Rupert Holmes encouraged an “Escape” to the personals section

but “Lunch Hour” told of on-the-clock erections

Gerry may be known for “Baker Street”

but “Right On Down The Line” is where hooks and beauty meet

though he may have given his homeland of Canada a countrywide bitch slap

“Sometimes When We Touch” put Dan Hill on the fucking map

palm trees swayed to the sounds of Ambrosia’s “How Much I Feel”

and “Nice Nice, Very Nice” proved the soft-prog genre to be VERY real

the Climax Blues Band escaped their moniker for “Couldn’t Get It Right”

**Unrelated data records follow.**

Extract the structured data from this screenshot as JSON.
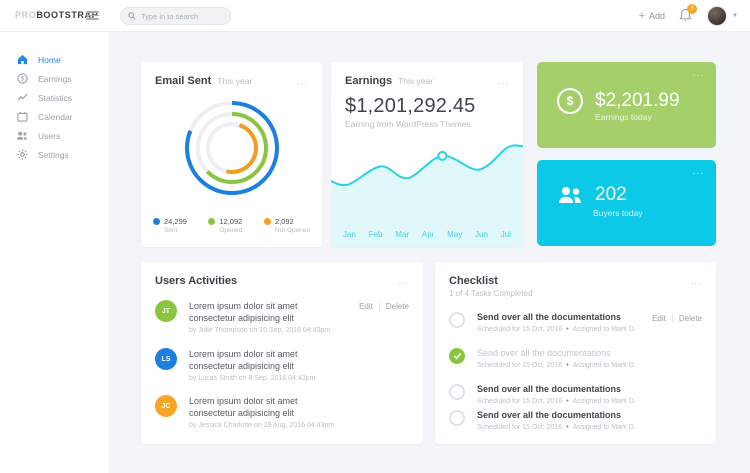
{
  "topbar": {
    "logo": {
      "pre": "PRO",
      "main": "BOOTSTRAP"
    },
    "search": {
      "placeholder": "Type in to search"
    },
    "add_label": "Add",
    "plus": "+",
    "notification_badge": "3",
    "caret": "▼"
  },
  "sidebar": {
    "items": [
      {
        "label": "Home",
        "active": true
      },
      {
        "label": "Earnings",
        "active": false
      },
      {
        "label": "Statistics",
        "active": false
      },
      {
        "label": "Calendar",
        "active": false
      },
      {
        "label": "Users",
        "active": false
      },
      {
        "label": "Settings",
        "active": false
      }
    ]
  },
  "email_sent": {
    "title": "Email Sent",
    "period": "This year",
    "menu": "...",
    "legend": [
      {
        "value": "24,299",
        "label": "Sent",
        "color": "#1d7fe0"
      },
      {
        "value": "12,092",
        "label": "Opened",
        "color": "#8bc53f"
      },
      {
        "value": "2,092",
        "label": "Not Opened",
        "color": "#f59d20"
      }
    ]
  },
  "earnings": {
    "title": "Earnings",
    "period": "This year",
    "menu": "...",
    "amount": "$1,201,292.45",
    "subtitle": "Earning from WordPress Themes",
    "months": [
      "Jan",
      "Feb",
      "Mar",
      "Apr",
      "May",
      "Jun",
      "Jul"
    ]
  },
  "earnings_today": {
    "menu": "...",
    "icon_symbol": "$",
    "amount": "$2,201.99",
    "label": "Earnings today",
    "color": "#a5cf6b"
  },
  "buyers_today": {
    "menu": "...",
    "count": "202",
    "label": "Buyers today",
    "color": "#0cc9e8"
  },
  "activities": {
    "title": "Users Activities",
    "menu": "...",
    "edit": "Edit",
    "delete": "Delete",
    "items": [
      {
        "initials": "JT",
        "color": "#8bc53f",
        "text": "Lorem ipsum dolor sit amet consectetur adipisicing elit",
        "meta": "by Julie Thompson on 10 Sep, 2016 04:43pm"
      },
      {
        "initials": "LS",
        "color": "#1d7fe0",
        "text": "Lorem ipsum dolor sit amet consectetur adipisicing elit",
        "meta": "by Lucas Smith on 8 Sep, 2016 04:43pm"
      },
      {
        "initials": "JC",
        "color": "#f5a623",
        "text": "Lorem ipsum dolor sit amet consectetur adipisicing elit",
        "meta": "by Jessica Charlotte on 29 Aug, 2016 04:43pm"
      }
    ]
  },
  "checklist": {
    "title": "Checklist",
    "subtitle": "1 of 4 Tasks Completed",
    "menu": "...",
    "edit": "Edit",
    "delete": "Delete",
    "bullet": "•",
    "items": [
      {
        "title": "Send over all the documentations",
        "scheduled": "Scheduled for 15 Oct, 2016",
        "assigned": "Assigned to Mark D.",
        "done": false
      },
      {
        "title": "Send over all the documentations",
        "scheduled": "Scheduled for 15 Oct, 2016",
        "assigned": "Assigned to Mark D.",
        "done": true
      },
      {
        "title": "Send over all the documentations",
        "scheduled": "Scheduled for 15 Oct, 2016",
        "assigned": "Assigned to Mark D.",
        "done": false
      },
      {
        "title": "Send over all the documentations",
        "scheduled": "Scheduled for 15 Oct, 2016",
        "assigned": "Assigned to Mark D.",
        "done": false
      }
    ]
  },
  "chart_data": [
    {
      "type": "donut",
      "title": "Email Sent This year",
      "series": [
        {
          "name": "Sent",
          "value": 24299,
          "color": "#1d7fe0",
          "start_deg": 0,
          "sweep_deg": 292
        },
        {
          "name": "Opened",
          "value": 12092,
          "color": "#8bc53f",
          "start_deg": 0,
          "sweep_deg": 226
        },
        {
          "name": "Not Opened",
          "value": 2092,
          "color": "#f59d20",
          "start_deg": 18,
          "sweep_deg": 175
        }
      ],
      "track_color": "#edeff2",
      "radii": [
        45,
        34,
        24
      ],
      "stroke_width": 4
    },
    {
      "type": "area",
      "title": "Earnings This year",
      "x": [
        "Jan",
        "Feb",
        "Mar",
        "Apr",
        "May",
        "Jun",
        "Jul"
      ],
      "points": [
        [
          0,
          0.38
        ],
        [
          0.09,
          0.41
        ],
        [
          0.26,
          0.24
        ],
        [
          0.4,
          0.35
        ],
        [
          0.58,
          0.14
        ],
        [
          0.77,
          0.27
        ],
        [
          0.92,
          0.06
        ],
        [
          1,
          0.05
        ]
      ],
      "marker_index": 4,
      "line_color": "#29d2e4",
      "fill_color": "#e1f8fb",
      "width": 192,
      "height": 106
    }
  ]
}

and “I Go Crazy” raised Paul Davis to new heights

England Dan and John Ford Coley gave us “I’d Really Like To See You Tonight” with such ease

but younger brother Jim had a bigger hit with “Summer Breeze”

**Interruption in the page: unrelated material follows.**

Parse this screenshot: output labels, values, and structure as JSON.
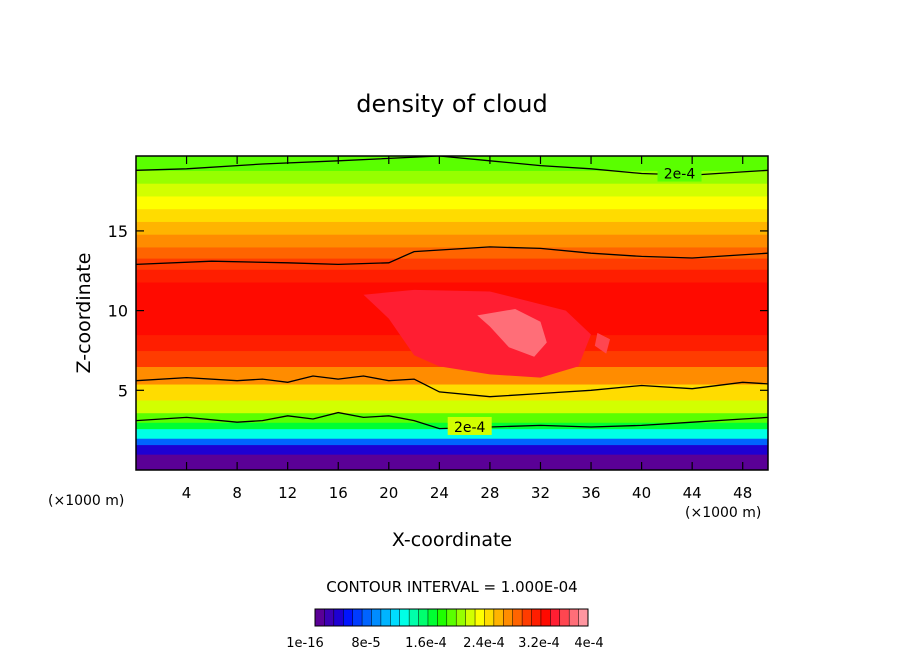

I contend that 10cc’s “I’m Not In Love” is the tits

and the Little River Band had about 128 solid hits

“Dance With Me” had Orleans thinking that they were “Still The One”

while Dave Mason’s “We Just Disagree” is all meat, hold the bun

Pablo Cruise checked in late with “Love Will Find A Way”

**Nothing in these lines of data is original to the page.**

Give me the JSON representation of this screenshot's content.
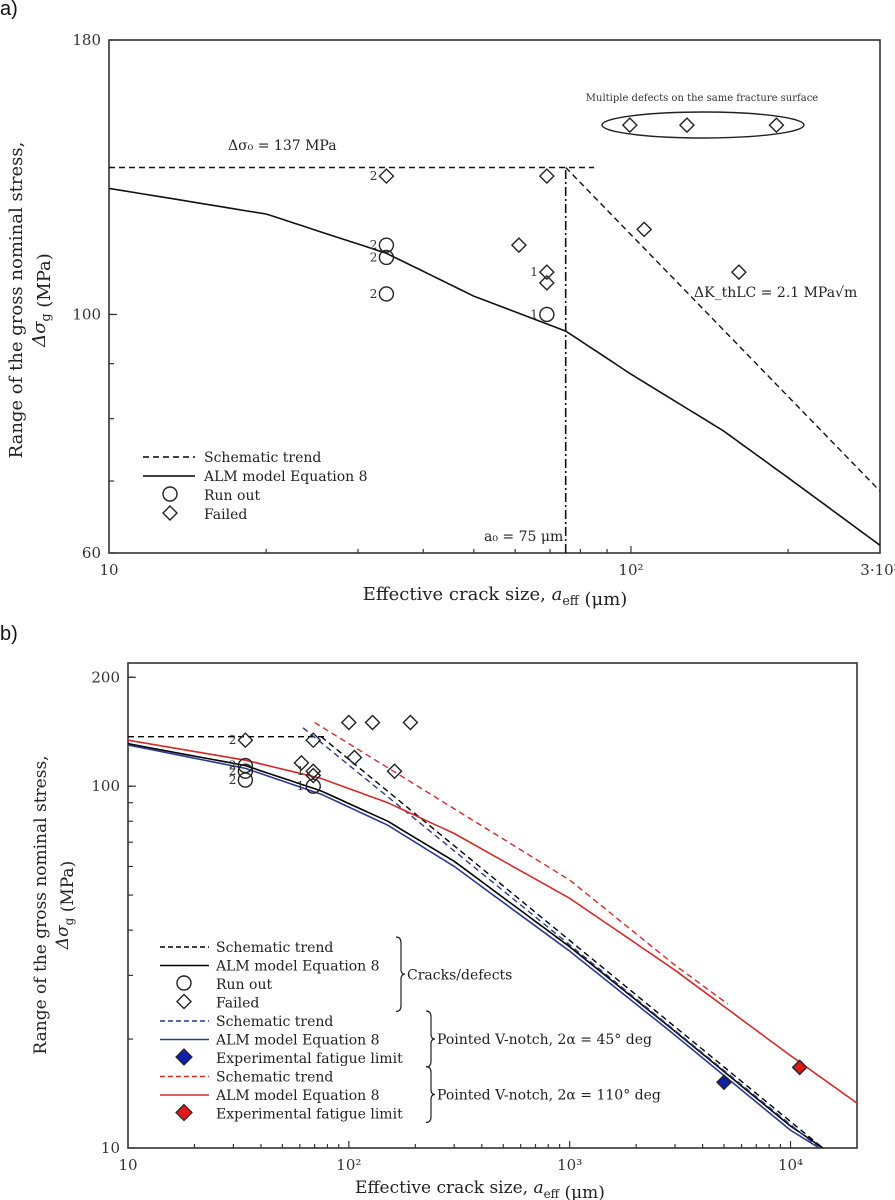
{
  "chart_data": [
    {
      "panel": "a)",
      "type": "scatter",
      "x_scale": "log",
      "y_scale": "log",
      "xlim": [
        10,
        300
      ],
      "ylim": [
        60,
        180
      ],
      "xlabel": "Effective crack size,  a_eff  (μm)",
      "ylabel_line1": "Range of the gross nominal stress,",
      "ylabel_line2": "Δσ_g  (MPa)",
      "x_ticks": [
        {
          "value": 10,
          "label": "10"
        },
        {
          "value": 100,
          "label": "10²"
        },
        {
          "value": 300,
          "label": "3·10²"
        }
      ],
      "y_ticks": [
        {
          "value": 60,
          "label": "60"
        },
        {
          "value": 100,
          "label": "100"
        },
        {
          "value": 180,
          "label": "180"
        }
      ],
      "grid": false,
      "legend_position": "bottom-left",
      "legend": [
        {
          "label": "Schematic trend",
          "kind": "dashed-line",
          "color": "#000000"
        },
        {
          "label": "ALM model Equation 8",
          "kind": "solid-line",
          "color": "#000000"
        },
        {
          "label": "Run out",
          "kind": "circle",
          "color": "#000000"
        },
        {
          "label": "Failed",
          "kind": "diamond",
          "color": "#000000"
        }
      ],
      "annotations": {
        "delta_sigma0": "Δσ₀ = 137 MPa",
        "delta_k": "ΔK_thLC = 2.1 MPa√m",
        "a0": "a₀ = 75 μm",
        "multiple_defects": "Multiple defects on the same fracture surface"
      },
      "delta_sigma0_MPa": 137,
      "a0_um": 75,
      "delta_k_threshold": 2.1,
      "series": [
        {
          "name": "Schematic trend (plateau)",
          "kind": "dashed-line",
          "points": [
            [
              10,
              137
            ],
            [
              85,
              137
            ]
          ]
        },
        {
          "name": "Schematic trend (LEFM)",
          "kind": "dashed-line",
          "points": [
            [
              75,
              137
            ],
            [
              300,
              68.5
            ]
          ]
        },
        {
          "name": "a0 marker",
          "kind": "dashdot-vline",
          "points": [
            [
              75,
              60
            ],
            [
              75,
              137
            ]
          ]
        },
        {
          "name": "ALM model Equation 8",
          "kind": "solid-line",
          "points": [
            [
              10,
              131
            ],
            [
              20,
              124
            ],
            [
              34,
              114
            ],
            [
              50,
              104
            ],
            [
              75,
              96.5
            ],
            [
              100,
              88
            ],
            [
              150,
              78
            ],
            [
              200,
              70.5
            ],
            [
              300,
              61
            ]
          ]
        },
        {
          "name": "Run out",
          "kind": "circle",
          "points": [
            {
              "x": 34,
              "y": 116,
              "label": "2"
            },
            {
              "x": 34,
              "y": 113,
              "label": "2"
            },
            {
              "x": 34,
              "y": 104.5,
              "label": "2"
            },
            {
              "x": 69,
              "y": 100,
              "label": "1"
            }
          ]
        },
        {
          "name": "Failed",
          "kind": "diamond",
          "points": [
            {
              "x": 34,
              "y": 134.5,
              "label": "2"
            },
            {
              "x": 69,
              "y": 134.5,
              "label": ""
            },
            {
              "x": 61,
              "y": 116,
              "label": ""
            },
            {
              "x": 69,
              "y": 109.5,
              "label": "1"
            },
            {
              "x": 69,
              "y": 107,
              "label": ""
            },
            {
              "x": 106,
              "y": 120,
              "label": ""
            },
            {
              "x": 161,
              "y": 109.5,
              "label": ""
            },
            {
              "x": 99.5,
              "y": 150,
              "label": ""
            },
            {
              "x": 128,
              "y": 150,
              "label": ""
            },
            {
              "x": 190,
              "y": 150,
              "label": ""
            }
          ]
        }
      ]
    },
    {
      "panel": "b)",
      "type": "scatter",
      "x_scale": "log",
      "y_scale": "log",
      "xlim": [
        10,
        20000
      ],
      "ylim": [
        10,
        219
      ],
      "xlabel": "Effective crack size,  a_eff  (μm)",
      "ylabel_line1": "Range of the gross nominal stress,",
      "ylabel_line2": "Δσ_g  (MPa)",
      "x_ticks": [
        {
          "value": 10,
          "label": "10"
        },
        {
          "value": 100,
          "label": "10²"
        },
        {
          "value": 1000,
          "label": "10³"
        },
        {
          "value": 10000,
          "label": "10⁴"
        }
      ],
      "y_ticks": [
        {
          "value": 10,
          "label": "10"
        },
        {
          "value": 100,
          "label": "100"
        },
        {
          "value": 200,
          "label": "200"
        }
      ],
      "grid": false,
      "legend_position": "bottom-left",
      "legend_groups": [
        {
          "group": "Cracks/defects",
          "entries": [
            {
              "label": "Schematic trend",
              "kind": "dashed-line",
              "color": "#000000"
            },
            {
              "label": "ALM model Equation 8",
              "kind": "solid-line",
              "color": "#000000"
            },
            {
              "label": "Run out",
              "kind": "circle",
              "color": "#000000"
            },
            {
              "label": "Failed",
              "kind": "diamond",
              "color": "#000000"
            }
          ]
        },
        {
          "group": "Pointed V-notch, 2α = 45° deg",
          "entries": [
            {
              "label": "Schematic trend",
              "kind": "dashed-line",
              "color": "#2b3a8f"
            },
            {
              "label": "ALM model Equation 8",
              "kind": "solid-line",
              "color": "#2b3a8f"
            },
            {
              "label": "Experimental fatigue limit",
              "kind": "filled-diamond",
              "color": "#1020a8"
            }
          ]
        },
        {
          "group": "Pointed V-notch, 2α = 110° deg",
          "entries": [
            {
              "label": "Schematic trend",
              "kind": "dashed-line",
              "color": "#d42a2a"
            },
            {
              "label": "ALM model Equation 8",
              "kind": "solid-line",
              "color": "#d42a2a"
            },
            {
              "label": "Experimental fatigue limit",
              "kind": "filled-diamond",
              "color": "#e01818"
            }
          ]
        }
      ],
      "series": [
        {
          "name": "Cracks/defects schematic plateau",
          "kind": "dashed-line",
          "color": "#000000",
          "points": [
            [
              10,
              137
            ],
            [
              80,
              137
            ]
          ]
        },
        {
          "name": "Cracks/defects schematic trend",
          "kind": "dashed-line",
          "color": "#000000",
          "points": [
            [
              75,
              137
            ],
            [
              14000,
              10
            ]
          ]
        },
        {
          "name": "Cracks/defects ALM model Equation 8",
          "kind": "solid-line",
          "color": "#000000",
          "points": [
            [
              10,
              131
            ],
            [
              34,
              114
            ],
            [
              75,
              97
            ],
            [
              150,
              80
            ],
            [
              300,
              62
            ],
            [
              1000,
              36
            ],
            [
              3000,
              21
            ],
            [
              10000,
              11.5
            ],
            [
              14000,
              10
            ]
          ]
        },
        {
          "name": "V-notch 45° schematic trend",
          "kind": "dashed-line",
          "color": "#2b3a8f",
          "points": [
            [
              62,
              145
            ],
            [
              13500,
              10
            ]
          ]
        },
        {
          "name": "V-notch 45° ALM model Equation 8",
          "kind": "solid-line",
          "color": "#2b3a8f",
          "points": [
            [
              10,
              130
            ],
            [
              34,
              112
            ],
            [
              75,
              95
            ],
            [
              150,
              78
            ],
            [
              300,
              60
            ],
            [
              1000,
              35
            ],
            [
              3000,
              20.5
            ],
            [
              10000,
              11.2
            ],
            [
              13500,
              10
            ]
          ]
        },
        {
          "name": "V-notch 110° schematic trend",
          "kind": "dashed-line",
          "color": "#d42a2a",
          "points": [
            [
              70,
              150
            ],
            [
              1000,
              55
            ],
            [
              3000,
              32
            ],
            [
              5200,
              25
            ]
          ]
        },
        {
          "name": "V-notch 110° ALM model Equation 8",
          "kind": "solid-line",
          "color": "#d42a2a",
          "points": [
            [
              10,
              134
            ],
            [
              34,
              118
            ],
            [
              75,
              105
            ],
            [
              150,
              90
            ],
            [
              300,
              74
            ],
            [
              1000,
              49
            ],
            [
              3000,
              31
            ],
            [
              10000,
              18
            ],
            [
              20000,
              13.3
            ]
          ]
        },
        {
          "name": "Run out",
          "kind": "circle",
          "color": "#000000",
          "points": [
            {
              "x": 34,
              "y": 114,
              "label": "2"
            },
            {
              "x": 34,
              "y": 110,
              "label": "2"
            },
            {
              "x": 34,
              "y": 104,
              "label": "2"
            },
            {
              "x": 69,
              "y": 100,
              "label": "1"
            }
          ]
        },
        {
          "name": "Failed",
          "kind": "diamond",
          "color": "#000000",
          "points": [
            {
              "x": 34,
              "y": 134,
              "label": "2"
            },
            {
              "x": 69,
              "y": 134,
              "label": ""
            },
            {
              "x": 61,
              "y": 116,
              "label": ""
            },
            {
              "x": 69,
              "y": 110,
              "label": "1"
            },
            {
              "x": 69,
              "y": 107,
              "label": ""
            },
            {
              "x": 106,
              "y": 120,
              "label": ""
            },
            {
              "x": 161,
              "y": 110,
              "label": ""
            },
            {
              "x": 100,
              "y": 150,
              "label": ""
            },
            {
              "x": 128,
              "y": 150,
              "label": ""
            },
            {
              "x": 190,
              "y": 150,
              "label": ""
            }
          ]
        },
        {
          "name": "V-notch 45° experimental fatigue limit",
          "kind": "filled-diamond",
          "color": "#1020a8",
          "points": [
            {
              "x": 5000,
              "y": 15.2
            }
          ]
        },
        {
          "name": "V-notch 110° experimental fatigue limit",
          "kind": "filled-diamond",
          "color": "#e01818",
          "points": [
            {
              "x": 11000,
              "y": 16.7
            }
          ]
        }
      ]
    }
  ]
}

ditch O’Rourke’s avant-noodlings, and groove on his afternoon rock ’til the close of day!!

philosherEric posted on April 24:

“It seems like there’s an unfortunate dichotomy in music journalism these days: either you’re an ass-kissing sycophant, or you’re a cynical prick. The latter camp includes the folks at Chunklet (who make me laugh regularly but are so nasty about so much, it makes me wonder if they LIKE anything) and the clumsily self-conscious Andrew Earles and his “Where’s the Street Team?” in Magnet. Earles shoots at fish in a barrel regularly (taking shots at the Arctic Monkeys…that’s tough to do!) and tries to play the curmudgeon, but he can’t write for shit and isn’t funny. Good work if you can get it, I guess: write bland criticisms of easy targets to be on the right side of hipsterism.”

Wait ’til you see next issue’s column, oh chooser of excruciating discussion board pseudonyms!

Mike Epps is Really Drunk!!

Don’t miss Mike Epps’ new HOUR LONG stand-up special on HBO, especially if you’re a big fan of 1996 as a TV reference point. Not exactly alien territory to black comedians, Epps takes the standard There’s-Some-Crazy-Shit-On-TV angle to a half-moldy level. For his Cops bit, Epps’ straight-faced rendition of the show’s theme precedes a ninth rate Michael Winslow-style random segment impersonation. I haven’t heard a lot of Robert Stack impersonations (though I’m always game), but Epps’ comes nowhere close when tackling Unsolved Mysteries. Something along the lines of “dat show scares the shit out of me.” Hmmm….I thought that black people LOVED horror movies. He makes up for EVERYTHING with a dead on Montel Williams bit, but gives the talk show host credit for the elbow-to-knee position when it rightfully goes to Phil Donahue. Epps’ oddly traditional hour of Street Cornah Shit Slingin’ is clumsily offset by a stretch of political humor that climaxes with the year’s worst Bush joke (“Bitch better have my oil!!!”). I’m attracted to the earnest nature of this special, I really am, no gags, a lot of (obviously) chemically-induced rambling/garbling, it almost harks back to someone failing to rip off Richard Pryor a few years after Pryor left the game, I’d say, 1988 – 1990.